The Strengths Movement’s popular saying is, “Focus on your strengths.” This is all well and good. It feels good, too, to only do things you’re good at. But what about the things you’re not good at? What about our weaknesses? What about growth?
What about the things you were not good at when you were a teenager and had to grow into them as an adult? Say, you used to be more introverted and you got a sales job in which you had to become more extroverted. Say, you worked in a retail store and was chartered with selling computers. Sure, the guts of the machine’s features are good to know, but what about the so-called soft stuff that you didn’t know and were not comfortable with? Approaching random strangers. Talking to random strangers. Getting these strangers engaged. Asking them poignant, relevant questions. Fitting them into a good solution that is right for them. While this stuff can be taught, were you taught it? If these skills were weaknesses of yours, would you be comfortable working on them and developing them because they were what’s required to be of service here?

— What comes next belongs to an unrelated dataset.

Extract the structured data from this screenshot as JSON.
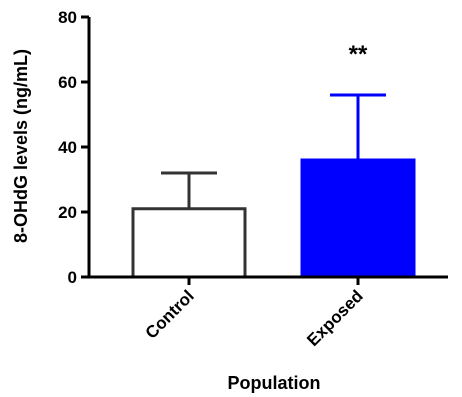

Most of us don’t even like talking about our weaknesses, let alone work on them. We’re too busy bragging about a certain strength of ours on Snap to determine what is required to be of service here.
What do you do if no one else is willing to do the thing that must be done?
What if you recognize that you do not currently possess a skill that would greatly benefit you and your family in the future? Most would not have the humility to admit it, to own it, and thus work on it and grow into it. Why? It’s hard. It is hard emotionally. We don’t like doing things we think we suck at, so we avoid them. We dodge them. We divert them. We push them off to some distant date. We tend to avoid the hard things.
We don’t like doing things we think we suck at.
How do you feel about seeing yourself on video? This petrifies people so much that they refuse to go on camera. Many others cannot stand the way the look in stills, let alone in high definition. What if being on video was required for the job or the promotion? What if someone needed to pick up the PR work that someone else had left behind? What if doing video became an absolute performance necessity? What then?